Any reasonable person would have expected the Minister to come before the Dáil today and set out how those four names were whittled down to one. She has not done so. She said that she had no discussions about the applicants or their suitability for office with the Taoiseach, Tánaiste or any other Minister. This is not credible in the slightest. The Tánaiste, who is the Minister's party leader, knew there were other applicants. In fact, he knew Séamus Woulfe had applied for the position because he said so to the now Taoiseach and the leader of the Green Party during the negotiations on the programme for Government. The Minister did not, however, tell the Taoiseach that there were other applicants. Why was the Fianna Fáil leader kept in the dark in this regard when the Minister's party leader and others were aware that there were additional applicants?

Much of the Minister's story just does not add up. At a meeting of the justice committee last week, she said in response to a question from me:

... I looked at the recommendation that had been made and other expressions of interest that often come for any of these positions. Following that I spoke to the Taoiseach, the Tánaiste, the Minister, Deputy Eamon Ryan, and the Attorney General. On foot of that, a recommendation was made, and a name was given to Cabinet.

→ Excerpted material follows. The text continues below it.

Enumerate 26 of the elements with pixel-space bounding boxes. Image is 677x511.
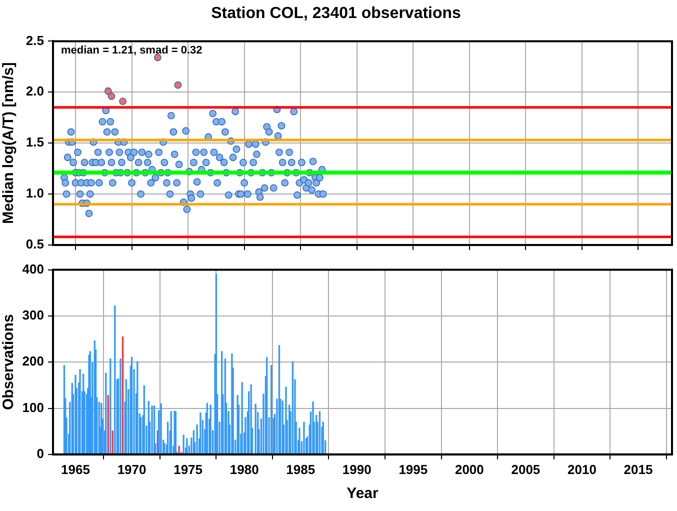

I find it absolutely baffling that the names of the applicants and their suitability for appointment would not be discussed at that time by the Minister and the party leaders in government. The successful applicant was a long-term Fine Gael activist who served as Attorney General in a previous Government. Yet, there was no disclosure and no discussion in this regard with the Minister's partners in government. Even if we suppose that the Minister did make this decision on her own, the fact remains that one name out of four was signed off by Cabinet and it is the one the Minister brought to Cabinet. The other three rejected applicants were all sitting judges and, presumably, experienced and very well qualified if they were applying for such an eminent position. However, Séamus Woulfe, the long-term activist, is the name that miraculously made its way to Cabinet.

I have heard the Minister say that she looked at the four names and made her decision. On what basis did she evaluate the applicants? What motivated her decision to bring to Cabinet the name that she did? Was it the individual's experience? Was it his reputation in dealing with complex cases? What were the criteria applied in respect of this appointment to the highest court in the land? What the Minister is telling us simply does not stack up. She told RTÉ last Friday evening that she took a number of weeks to consider the appointment. However, in response to a parliamentary question, she said that she did not receive the memorandum with the details of persons applying for the post until 6 July. According to the same response, she started to speak with party leaders on 11 July, with whom she says she did not discuss the issues of suitability or experience. The consideration she gave to the matter took days, then, not weeks. None of this stacks up and that is why we are here today.

This appointment was a done deal. A Fine Gael-supporting Attorney General was on his way out and Fine Gael needed to find a job for him. He was one of Leo's cronies and that is the Fine Gael way of doing business. The Minister did it and Fianna Fáil went along with it. The Green Party, God help it, did not know what to say or where to look. This was a Fine Gael appointment. It was boxed off long before the Minister ever took office and she signed off on it. That is the reality and it is why we are here today.